Most Were Postmenopausal

The Heidelberg group performed a retrospective study involving 1,160 patients who underwent breast cancer surgery at University Hospital between 1990 and 2000. The age range was 45 to 70. Most of the women were postmenopausal—847 compared to 313 women who were premenopausal.

Patients designated as HRT users had taken hormones for at least 1 year prior to diagnosis (mean, 60 months). In the study population, 343 patients were considered to be HRT users, and 504 patients were designated as nonusers. Among the HRT users, 63.8% had used cyclic estrogen and progesterone.

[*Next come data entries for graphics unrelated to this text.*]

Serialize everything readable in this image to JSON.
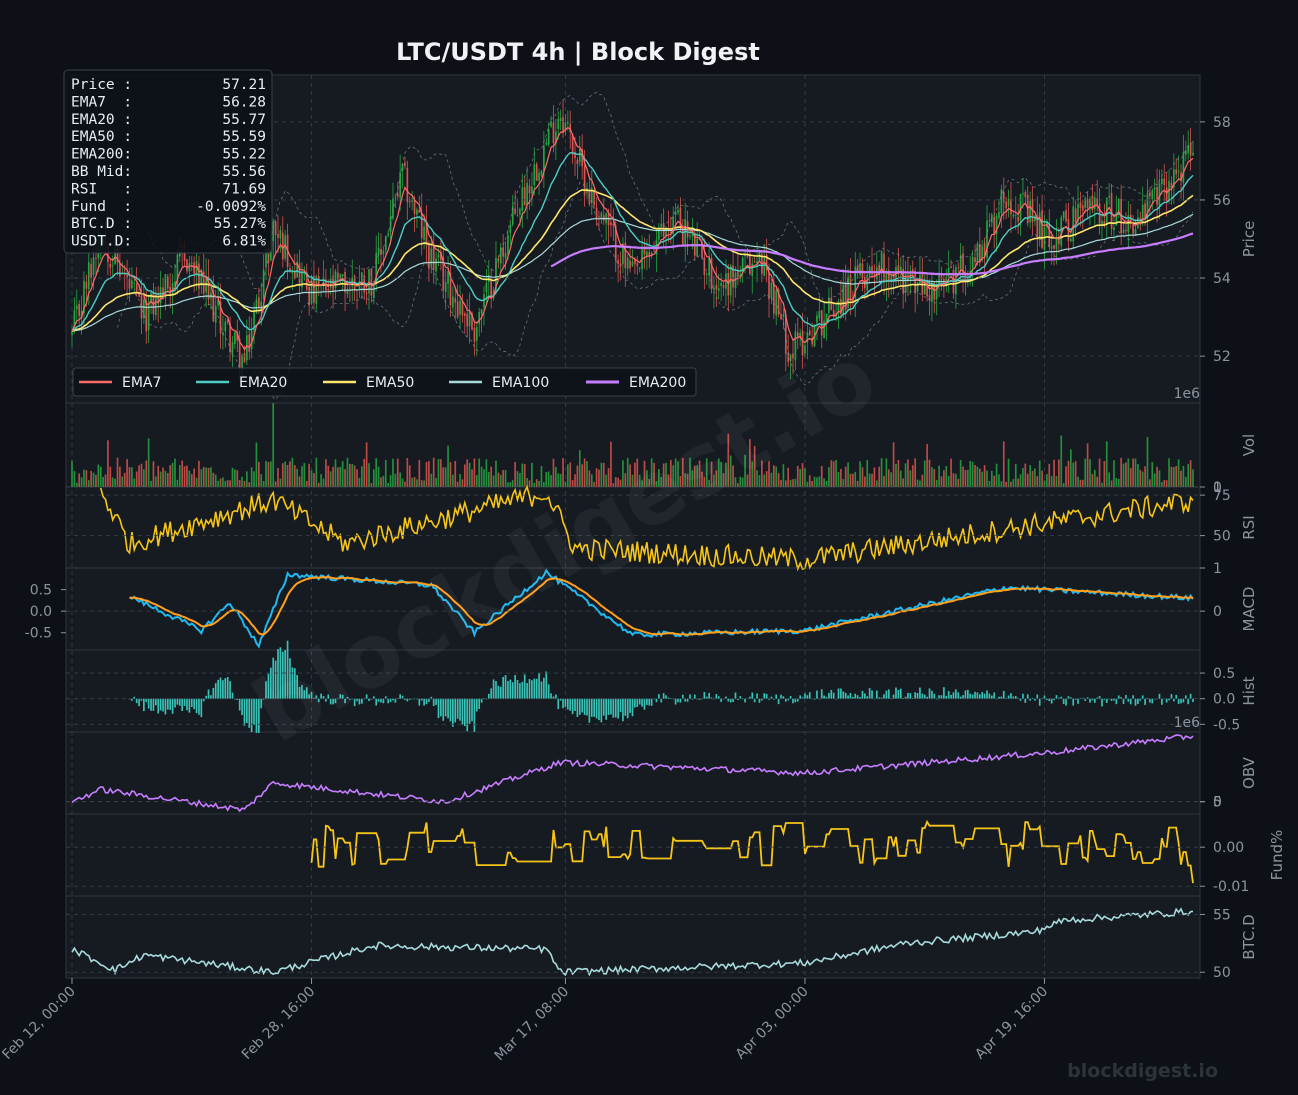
{
  "title": "LTC/USDT  4h  |  Block Digest",
  "watermark": "blockdigest.io",
  "brand": "blockdigest.io",
  "colors": {
    "background": "#0d1117",
    "panel": "#161b22",
    "up": "#26a641",
    "down": "#d9534f",
    "ema7": "#ff6b6b",
    "ema20": "#4ecdc4",
    "ema50": "#ffe66d",
    "ema100": "#a8dadc",
    "ema200": "#c77dff",
    "rsi": "#f5c518",
    "macd": "#1fb8f0",
    "signal": "#ff9f1c",
    "hist": "#40e0d0",
    "obv": "#c77dff",
    "funding": "#f5c518",
    "btcd": "#a8dadc"
  },
  "info_box": [
    {
      "label": "Price :",
      "value": "57.21"
    },
    {
      "label": "EMA7  :",
      "value": "56.28"
    },
    {
      "label": "EMA20 :",
      "value": "55.77"
    },
    {
      "label": "EMA50 :",
      "value": "55.59"
    },
    {
      "label": "EMA200:",
      "value": "55.22"
    },
    {
      "label": "BB Mid:",
      "value": "55.56"
    },
    {
      "label": "RSI   :",
      "value": "71.69"
    },
    {
      "label": "Fund  :",
      "value": "-0.0092%"
    },
    {
      "label": "BTC.D :",
      "value": "55.27%"
    },
    {
      "label": "USDT.D:",
      "value": "6.81%"
    }
  ],
  "legend": [
    "EMA7",
    "EMA20",
    "EMA50",
    "EMA100",
    "EMA200"
  ],
  "x_ticks": [
    "Feb 12, 00:00",
    "Feb 28, 16:00",
    "Mar 17, 08:00",
    "Apr 03, 00:00",
    "Apr 19, 16:00"
  ],
  "chart_data": [
    {
      "type": "candlestick",
      "panel": "price",
      "ylabel": "Price",
      "yticks": [
        "52",
        "54",
        "56",
        "58"
      ],
      "ylim": [
        50.8,
        59.2
      ],
      "overlays": [
        "EMA7",
        "EMA20",
        "EMA50",
        "EMA100",
        "EMA200",
        "Bollinger Bands"
      ],
      "x_start": "Feb 12, 00:00",
      "x_end": "Apr 30, 00:00",
      "keypoints": [
        {
          "x": "Feb 12, 00:00",
          "close": 52.5
        },
        {
          "x": "Feb 14, 00:00",
          "close": 55.2
        },
        {
          "x": "Feb 17, 00:00",
          "close": 53.0
        },
        {
          "x": "Feb 20, 00:00",
          "close": 54.5
        },
        {
          "x": "Feb 24, 00:00",
          "close": 51.8
        },
        {
          "x": "Feb 26, 00:00",
          "close": 55.3
        },
        {
          "x": "Feb 28, 16:00",
          "close": 53.6
        },
        {
          "x": "Mar 04, 00:00",
          "close": 54.0
        },
        {
          "x": "Mar 06, 00:00",
          "close": 56.6
        },
        {
          "x": "Mar 08, 00:00",
          "close": 54.5
        },
        {
          "x": "Mar 11, 00:00",
          "close": 52.7
        },
        {
          "x": "Mar 14, 00:00",
          "close": 55.8
        },
        {
          "x": "Mar 17, 00:00",
          "close": 58.3
        },
        {
          "x": "Mar 19, 00:00",
          "close": 56.2
        },
        {
          "x": "Mar 22, 00:00",
          "close": 54.0
        },
        {
          "x": "Mar 25, 00:00",
          "close": 55.6
        },
        {
          "x": "Mar 28, 00:00",
          "close": 53.8
        },
        {
          "x": "Mar 31, 00:00",
          "close": 54.5
        },
        {
          "x": "Apr 02, 00:00",
          "close": 52.1
        },
        {
          "x": "Apr 05, 00:00",
          "close": 53.3
        },
        {
          "x": "Apr 08, 00:00",
          "close": 54.4
        },
        {
          "x": "Apr 12, 00:00",
          "close": 53.6
        },
        {
          "x": "Apr 15, 00:00",
          "close": 54.6
        },
        {
          "x": "Apr 17, 00:00",
          "close": 56.2
        },
        {
          "x": "Apr 20, 00:00",
          "close": 55.0
        },
        {
          "x": "Apr 23, 00:00",
          "close": 55.9
        },
        {
          "x": "Apr 26, 00:00",
          "close": 55.4
        },
        {
          "x": "Apr 30, 00:00",
          "close": 57.21
        }
      ]
    },
    {
      "type": "bar",
      "panel": "volume",
      "ylabel": "Vol",
      "yticks": [
        "0",
        "1"
      ],
      "offset_text": "1e6",
      "ylim": [
        0,
        1000000
      ],
      "typical_range": [
        150000,
        350000
      ],
      "peak": {
        "x": "Feb 26, 00:00",
        "value": 1000000
      }
    },
    {
      "type": "line",
      "panel": "rsi",
      "ylabel": "RSI",
      "yticks": [
        "50",
        "75"
      ],
      "ylim": [
        30,
        80
      ],
      "keypoints": [
        {
          "x": "Feb 14, 00:00",
          "y": 78
        },
        {
          "x": "Feb 16, 00:00",
          "y": 45
        },
        {
          "x": "Feb 26, 00:00",
          "y": 72
        },
        {
          "x": "Mar 02, 00:00",
          "y": 45
        },
        {
          "x": "Mar 16, 00:00",
          "y": 77
        },
        {
          "x": "Mar 18, 00:00",
          "y": 42
        },
        {
          "x": "Apr 03, 00:00",
          "y": 35
        },
        {
          "x": "Apr 30, 00:00",
          "y": 71.69
        }
      ]
    },
    {
      "type": "line",
      "panel": "macd",
      "ylabel": "MACD",
      "yticks_left": [
        "0.5",
        "0.0",
        "-0.5"
      ],
      "yticks_right": [
        "1",
        "0"
      ],
      "ylim": [
        -0.9,
        1.0
      ],
      "series": [
        {
          "name": "MACD"
        },
        {
          "name": "Signal"
        }
      ],
      "keypoints": [
        {
          "x": "Feb 16, 00:00",
          "y": 0.35
        },
        {
          "x": "Feb 21, 00:00",
          "y": -0.45
        },
        {
          "x": "Feb 23, 00:00",
          "y": 0.2
        },
        {
          "x": "Feb 25, 00:00",
          "y": -0.8
        },
        {
          "x": "Feb 27, 00:00",
          "y": 0.85
        },
        {
          "x": "Mar 08, 00:00",
          "y": 0.6
        },
        {
          "x": "Mar 11, 00:00",
          "y": -0.5
        },
        {
          "x": "Mar 16, 00:00",
          "y": 0.9
        },
        {
          "x": "Mar 22, 00:00",
          "y": -0.55
        },
        {
          "x": "Apr 03, 00:00",
          "y": -0.45
        },
        {
          "x": "Apr 17, 00:00",
          "y": 0.55
        },
        {
          "x": "Apr 30, 00:00",
          "y": 0.3
        }
      ]
    },
    {
      "type": "bar",
      "panel": "histogram",
      "ylabel": "Hist",
      "yticks": [
        "0.5",
        "0.0",
        "-0.5"
      ],
      "ylim": [
        -0.65,
        0.95
      ],
      "peak": {
        "x": "Feb 27, 00:00",
        "value": 0.85
      },
      "trough": {
        "x": "Mar 01, 00:00",
        "value": -0.55
      }
    },
    {
      "type": "line",
      "panel": "obv",
      "ylabel": "OBV",
      "yticks": [
        "0",
        "5"
      ],
      "offset_text": "1e6",
      "ylim": [
        -1500000,
        8500000
      ],
      "keypoints": [
        {
          "x": "Feb 12, 00:00",
          "y": 0.0
        },
        {
          "x": "Feb 14, 00:00",
          "y": 1500000
        },
        {
          "x": "Feb 24, 00:00",
          "y": -1000000
        },
        {
          "x": "Feb 26, 00:00",
          "y": 2300000
        },
        {
          "x": "Mar 09, 00:00",
          "y": 0.0
        },
        {
          "x": "Mar 17, 00:00",
          "y": 4800000
        },
        {
          "x": "Apr 03, 00:00",
          "y": 3500000
        },
        {
          "x": "Apr 20, 00:00",
          "y": 6000000
        },
        {
          "x": "Apr 30, 00:00",
          "y": 8000000
        }
      ]
    },
    {
      "type": "line",
      "panel": "funding",
      "ylabel": "Fund%",
      "yticks": [
        "0.00",
        "-0.01"
      ],
      "ylim": [
        -0.0125,
        0.0085
      ],
      "keypoints": [
        {
          "x": "Feb 28, 16:00",
          "y": -0.004
        },
        {
          "x": "Mar 01, 00:00",
          "y": 0.005
        },
        {
          "x": "Mar 07, 00:00",
          "y": -0.01
        },
        {
          "x": "Mar 16, 00:00",
          "y": 0.007
        },
        {
          "x": "Apr 10, 00:00",
          "y": -0.008
        },
        {
          "x": "Apr 19, 00:00",
          "y": -0.011
        },
        {
          "x": "Apr 30, 00:00",
          "y": -0.0092
        }
      ]
    },
    {
      "type": "line",
      "panel": "btc_dominance",
      "ylabel": "BTC.D",
      "yticks": [
        "55",
        "50"
      ],
      "ylim": [
        49.5,
        56.6
      ],
      "keypoints": [
        {
          "x": "Feb 12, 00:00",
          "y": 52.0
        },
        {
          "x": "Feb 15, 00:00",
          "y": 50.2
        },
        {
          "x": "Feb 17, 00:00",
          "y": 51.5
        },
        {
          "x": "Feb 26, 00:00",
          "y": 50.0
        },
        {
          "x": "Mar 04, 00:00",
          "y": 52.3
        },
        {
          "x": "Mar 16, 00:00",
          "y": 52.0
        },
        {
          "x": "Mar 17, 00:00",
          "y": 50.0
        },
        {
          "x": "Apr 03, 00:00",
          "y": 50.8
        },
        {
          "x": "Apr 10, 00:00",
          "y": 52.5
        },
        {
          "x": "Apr 19, 00:00",
          "y": 53.5
        },
        {
          "x": "Apr 21, 00:00",
          "y": 54.5
        },
        {
          "x": "Apr 30, 00:00",
          "y": 55.27
        }
      ]
    }
  ]
}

The investigators’ analyses confirmed previous findings that HRT users have an advantage in terms of tumor size and tumor grade. Moreover, the group of patients who had not taken HRT had the highest death rates, and mortality was greatly reduced in the postmenopausal HRT users. No significant differences were found between HRT users and nonusers in terms of nodal status, hormone receptor status, and S-phase fraction.

Completely New Finding

Multivariate analysis showed that HRT was an independent prognostic factor—a completely new finding, according to Dr. Diel. Patients who had not used HRT had a significantly increased incidence of bone metastases (14% vs 3% in HRT users), lung metastases (9% vs 3%), and liver metastases (9% vs 4%). Dr. Diel said that metastases were present at the time of surgery in 16 patients who had not used HRT, whereas these "primary" metastases were present in only two women who were HRT users.

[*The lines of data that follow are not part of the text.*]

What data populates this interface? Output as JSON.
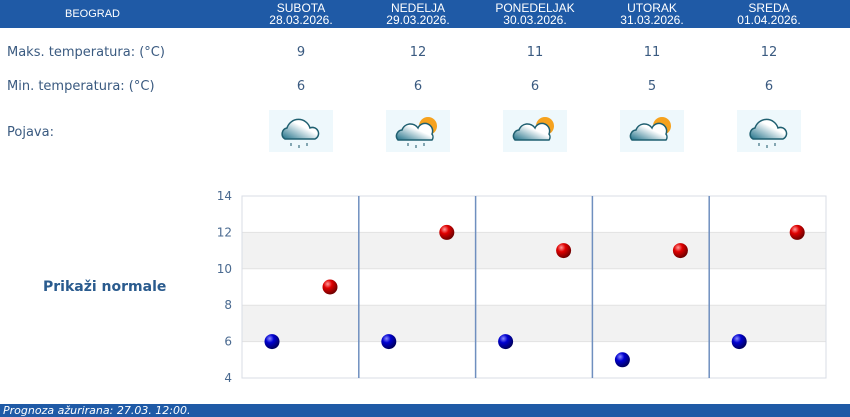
{
  "header": {
    "city": "BEOGRAD",
    "days": [
      {
        "name": "SUBOTA",
        "date": "28.03.2026."
      },
      {
        "name": "NEDELJA",
        "date": "29.03.2026."
      },
      {
        "name": "PONEDELJAK",
        "date": "30.03.2026."
      },
      {
        "name": "UTORAK",
        "date": "31.03.2026."
      },
      {
        "name": "SREDA",
        "date": "01.04.2026."
      }
    ]
  },
  "rows": {
    "max_label": "Maks. temperatura: (°C)",
    "min_label": "Min. temperatura: (°C)",
    "icon_label": "Pojava:",
    "max": [
      "9",
      "12",
      "11",
      "11",
      "12"
    ],
    "min": [
      "6",
      "6",
      "6",
      "5",
      "6"
    ],
    "icons": [
      "rain-cloud-icon",
      "partly-cloudy-rain-icon",
      "partly-cloudy-icon",
      "partly-cloudy-icon",
      "rain-cloud-icon"
    ]
  },
  "normale_label": "Prikaži normale",
  "footer": "Prognoza ažurirana:  27.03. 12:00.",
  "colors": {
    "header": "#1f5aa6",
    "max": "#d40000",
    "min": "#0000c0"
  },
  "chart_data": {
    "type": "scatter",
    "ylim": [
      4,
      14
    ],
    "yticks": [
      "4",
      "6",
      "8",
      "10",
      "12",
      "14"
    ],
    "categories": [
      "28.03.2026.",
      "29.03.2026.",
      "30.03.2026.",
      "31.03.2026.",
      "01.04.2026."
    ],
    "series": [
      {
        "values": [
          9,
          12,
          11,
          11,
          12
        ],
        "color": "#d40000"
      },
      {
        "values": [
          6,
          6,
          6,
          5,
          6
        ],
        "color": "#0000c0"
      }
    ]
  }
}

Dr. Diel noted that smaller, less aggressive tumors could not entirely explain the survival advantage conferred by HRT use. In turn, he proposed several hypotheses to explain the lower risk of metastases in HRT users.

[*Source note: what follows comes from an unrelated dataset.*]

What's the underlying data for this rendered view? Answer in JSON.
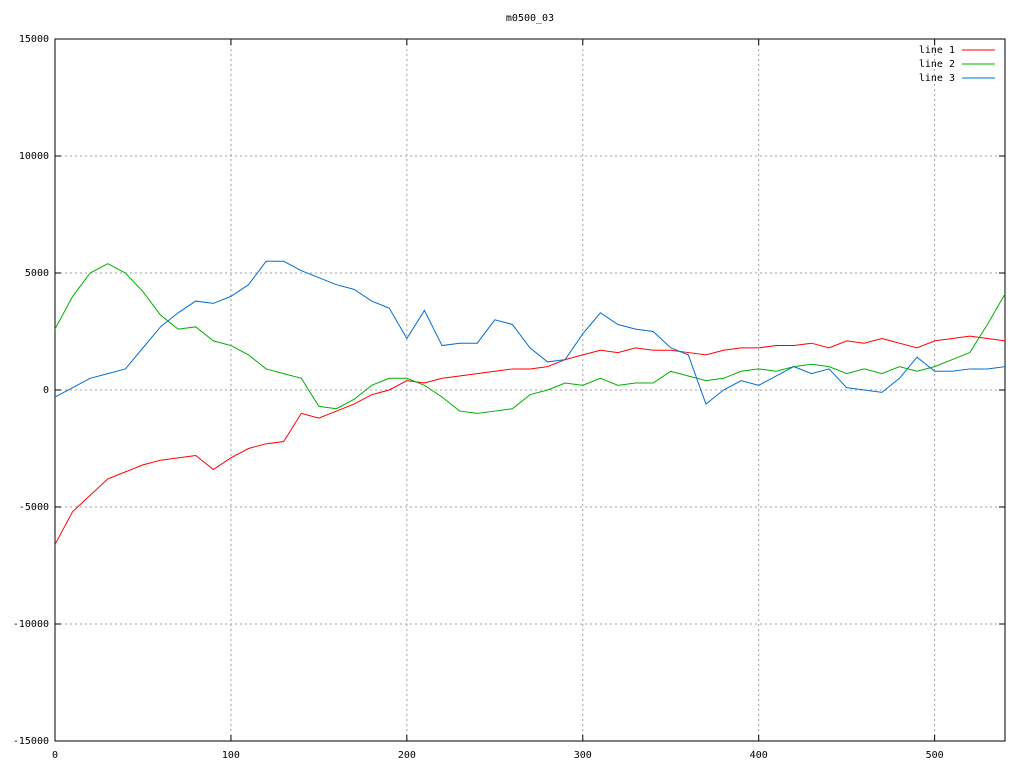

"Bone marrow is a pool for disseminated hematogenous tumor cells and the bone matrix is full of previously stored growth factors, which could have an effect on tumor cells if they are released. These growth factors could be very important for the settlement and proliferation of tumor cells in the bone marrow," Dr. Diel explained.

"Our hypothesis is that HRT normalizes activated bone turnover until the day of diagnosis or the day of removal of the primary tumor."

Familiar ‘Vicious Cycle’

Dr. Diel outlined the familiar "vicious cycle" between metastatic cells and bone.

"We know that if a bone metastasis grows, it releases osteolytic factors, and these osteolytic factors activate osteoclasts," he said, "[through bone destruction], previously stored growth factors could be released and may have a proliferative effect on metastases."

With HRT, as with other osteoprotective treatments like bisphosphonates, he added, "we treat the soil for tumor-seeding cells." Clodronate, for example, has been shown to reduce the number of subsequent metastases and to prolong overall survival, a property recently confirmed (Diel et al: N Engl J Med 339:357-363, 1998; Powles et al: J Clin Oncol 20: 3219-3224, 2002).

Dr. Diel noted that in Heidelberg study population, premenopausal or perimenopausal patients had a higher incidence of bone metastasis—a finding that might be explained by the rapid bone turnover that takes place between the ages of 45 and 55. During this time of activated osteoclast bone turnover, some women may be at very high risk not only of developing osteoporosis but also of hosting tumor cells if they have breast cancer.

"Healthy bone is an infertile soil for tumor-seeding cells," Dr. Diel said. "It seems to be important to avoid activated bone metabolism due to cancer treatment. Cancer treatment-induced osteoporosis is an important issue, and we are responsible for this long-term side effect."

"It’s important that we perform studies in which we use osteoprotective substances to avoid this long-term side effect," he continued. "Osteoprotective substances, like estrogen, clodronate and other bisphosphonates, maybe the selective estrogen receptor modulators (SERMs), or other substances, could be useful in the prophylaxis of tumor therapy-induced osteoporosis and maybe for bone metastasis as well."